第Ⅱ部では,物体内の奥行き構造知覚と物体間の奥行き差知覚を比較した.先行研究では,連続的な面の奥行きの検出が不連続な奥行き差よりも感度が低いことが報告されているが,物体内,物体間の奥行き知覚の特性について直接比較したわけではない.本研究では,奥行きのピーク位置を統制し,物体内と物体間の奥行き知覚の特性について直接的に比較できる刺激を用いることで,物体内と物体間の奥行き知覚の知覚特性の違いについて検討することが可能となった.実験の結果,物体内の奥行き構造知覚が物体間の奥行き差知覚よりも相対的に検出閾が高く,また,閾上の視差から知覚される奥行き量も小さくなることを示した.さらに,複数の面の刺激の上下端部を連結した場合でも,物体間の知覚をもたらす刺激よりも検出閾が高くなること,視差情報は不連続であっても,アモーダルな補完によって知覚的に連続的な単一の面として知覚されるような刺激であれば,同様に検出閾が高くなることを示した.これらの結果から,視差が一部でも連続している場合や,視差情報自体は不連続であっても内部表現では連続的な知覚をもたらす場合では,視覚系は1つの連続した物体として処理し,検出閾が高くなると考えられる.

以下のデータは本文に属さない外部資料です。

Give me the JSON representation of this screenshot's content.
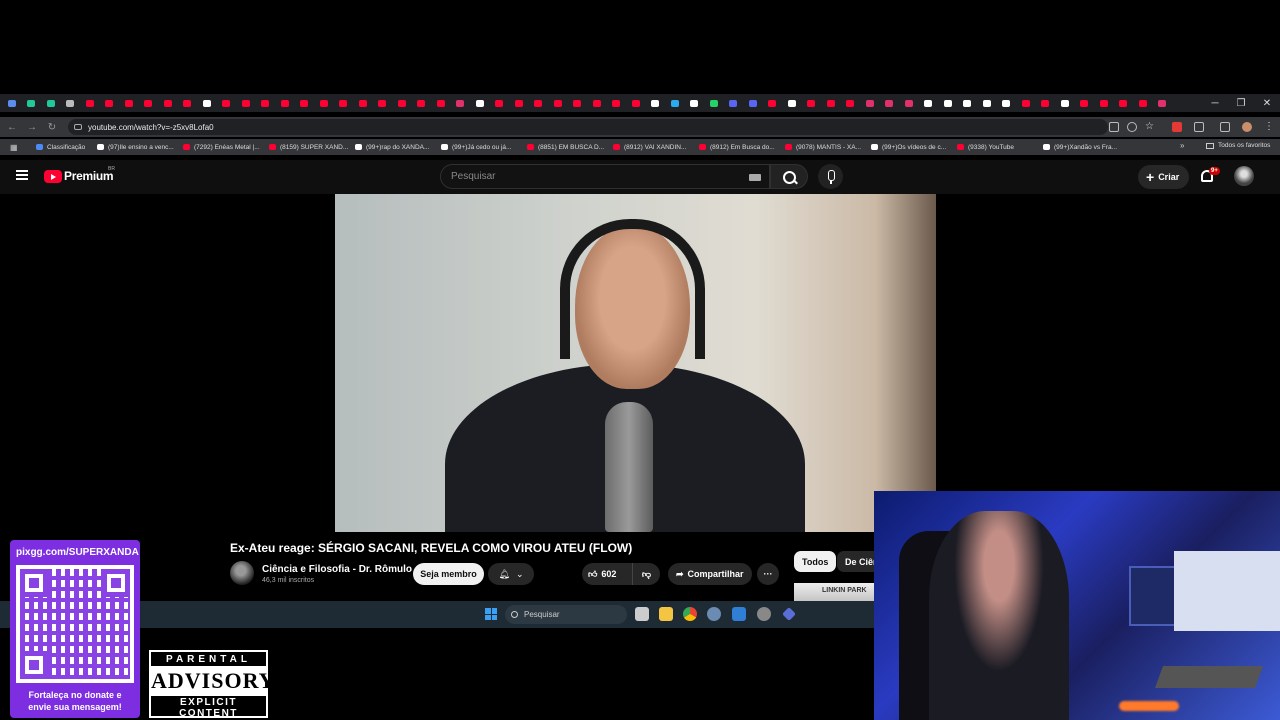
{
  "browser": {
    "url": "youtube.com/watch?v=-z5xv8Lofa0",
    "all_bookmarks_label": "Todos os favoritos",
    "bookmarks": [
      {
        "label": "Classificação",
        "color": "#4c8bf5"
      },
      {
        "label": "(97)Ile ensino a venc...",
        "color": "#ffffff"
      },
      {
        "label": "(7292) Enéas Metal |...",
        "color": "#ff0033"
      },
      {
        "label": "(8159) SUPER XAND...",
        "color": "#ff0033"
      },
      {
        "label": "(99+)rap do XANDÃ...",
        "color": "#ffffff"
      },
      {
        "label": "(99+)Já cedo ou já...",
        "color": "#ffffff"
      },
      {
        "label": "(8851) EM BUSCA D...",
        "color": "#ff0033"
      },
      {
        "label": "(8912) VAI XANDIN...",
        "color": "#ff0033"
      },
      {
        "label": "(8912) Em Busca do...",
        "color": "#ff0033"
      },
      {
        "label": "(9078) MANTIS - XA...",
        "color": "#ff0033"
      },
      {
        "label": "(99+)Os vídeos de c...",
        "color": "#ffffff"
      },
      {
        "label": "(9338) YouTube",
        "color": "#ff0033"
      },
      {
        "label": "(99+)Xandão vs Fra...",
        "color": "#ffffff"
      }
    ],
    "tab_colors": [
      "#5b8def",
      "#20c997",
      "#20c997",
      "#bbbbbb",
      "#ff0033",
      "#ff0033",
      "#ff0033",
      "#ff0033",
      "#ff0033",
      "#ff0033",
      "#ffffff",
      "#ff0033",
      "#ff0033",
      "#ff0033",
      "#ff0033",
      "#ff0033",
      "#ff0033",
      "#ff0033",
      "#ff0033",
      "#ff0033",
      "#ff0033",
      "#ff0033",
      "#ff0033",
      "#e1306c",
      "#ffffff",
      "#ff0033",
      "#ff0033",
      "#ff0033",
      "#ff0033",
      "#ff0033",
      "#ff0033",
      "#ff0033",
      "#ff0033",
      "#ffffff",
      "#2aabee",
      "#ffffff",
      "#25d366",
      "#5865f2",
      "#5865f2",
      "#ff0033",
      "#ffffff",
      "#ff0033",
      "#ff0033",
      "#ff0033",
      "#e1306c",
      "#e1306c",
      "#e1306c",
      "#ffffff",
      "#ffffff",
      "#ffffff",
      "#ffffff",
      "#ffffff",
      "#ff0033",
      "#ff0033",
      "#ffffff",
      "#ff0033",
      "#ff0033",
      "#ff0033",
      "#ff0033",
      "#e1306c"
    ]
  },
  "youtube": {
    "brand": "Premium",
    "country": "BR",
    "search_placeholder": "Pesquisar",
    "create_label": "Criar",
    "notif_badge": "9+",
    "video": {
      "title": "Ex-Ateu reage: SÉRGIO SACANI, REVELA COMO VIROU ATEU (FLOW)",
      "channel": "Ciência e Filosofia - Dr. Rômulo",
      "subscribers": "46,3 mil inscritos",
      "join_label": "Seja membro",
      "likes": "602",
      "share_label": "Compartilhar"
    },
    "chips": [
      "Todos",
      "De Ciên"
    ],
    "related_text": "LINKIN PARK"
  },
  "taskbar": {
    "search_placeholder": "Pesquisar"
  },
  "overlay": {
    "pix_url": "pixgg.com/SUPERXANDA",
    "donate_line1": "Fortaleça no donate e",
    "donate_line2": "envie sua mensagem!",
    "advisory_top": "PARENTAL",
    "advisory_mid": "ADVISORY",
    "advisory_bot": "EXPLICIT CONTENT"
  }
}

以上より,本論文では,視差から奥行き知覚への変換プロセスに影響を及ぼす諸要因について,特に物体の奥行き構造の知覚に影響を及ぼす要因,物体の奥行き構造知覚と物体間の奥行き差知覚の知覚特性の違いについて詳細に検討した.実験の結果から,両眼立体視のメカニズムは,物体内部の連続的な奥行き構造の知覚に効率的な処理を行っておらず,物体間の不連続な奥行き差の知覚に特化された処理を行っていること,また,観察距離の情報は,視差から奥行きへの変換プロセスにおいて重要な役割を持ち,スケーリングの情報としてだけでなく,視差の検出感度も規定していることを示した.